To obtain a reversal of this part of the supplemental decree, appellants make the contention, among others, that the defenses urged in their answer to appellees’ cross complaint for partition constituted good and substantial defenses, within the contemplation of the statute, and, therefore, the allowance of solicitors’ fees was erroneous. The theory of section 40 of the Partition Act is to allow the apportionment of solicitors’ fees against all parties in interest only where it is unnecessary for the defendants, or some of them, to employ counsel to protect their interests in the land. (Habberton v. Habberton, 156 Ill. 444.) It is essential that the conduct of the solicitor for the parties seeking partition be fair and impartial to all the parties in interest. (McMullen v. Reynolds, 209 Ill. 504.) Furthermore, it is settled law that any substantial defense made in good faith, although not sustained in either the trial court or the reviewing court, is sufficient to preclude the apportionment of solicitors’ fees. (Gebhardt v. Warren, 399 Ill. 196; Adams v. Adams, 398 Ill. 581; McLaughlin v. Hahn, 333 Ill. 83; Seeberger v. Seeberger, 325 Ill. 47.) In the present case, the cross defendants denied both the quantity and quality of the interests of the parties, as set forth in the cross complaint for partition. In substance, *548the answer to the cross complaint averred that the legal and equitable title to the real estate was in the trustee and that the parties seeking partition were not entitled to any relief because their interests were personalty only. The interests of the parties being personal property and descending as such, it was further averred that the interests of certain cross defendants were different in quantity from their interests as set forth in the cross complaint. In addition, several defenses were made to the allegation that the trust agreement had not been signed by all the parties in interest. The partition action was both bitterly and hotly contested throughout the course of the litigation. It cannot be said that the defenses made by cross defendants in the circuit court, although not sustained, were not good and substantial, within the contemplation of section 40 of the Partition Act. This being so, these defenses operated as an absolute bar to the apportionment of solicitors’ fees.

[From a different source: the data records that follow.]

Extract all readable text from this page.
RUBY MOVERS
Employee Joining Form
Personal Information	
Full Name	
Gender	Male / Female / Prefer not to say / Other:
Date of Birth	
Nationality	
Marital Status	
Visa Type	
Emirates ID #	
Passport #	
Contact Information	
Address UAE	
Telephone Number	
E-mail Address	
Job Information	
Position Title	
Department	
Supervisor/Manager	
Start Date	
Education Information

Appellees, while conceding that a defense may be good and substantial, although not sustained, contend that the answer to the cross complaint did not interpose a defense .of the prerequisite character because the issues raised by the answer did not require a trial of the cause but were decided on a motion for judgment on the pleadings. Suffice it to say that the statute makes no distinction between a defense based on a controverted question of law and one involving a disputed question of fact, and that, in our opinion, a disputed question of law arising on an admitted statement of facts is no less a substantial defense than a disputed question of fact.

The judgment of the Appellate Court and the decree of the circuit court of Putnam County are each reversed.

Judgment and decree reversed.

Mr. Justice Dairy took no part in the consideration or decision of this case.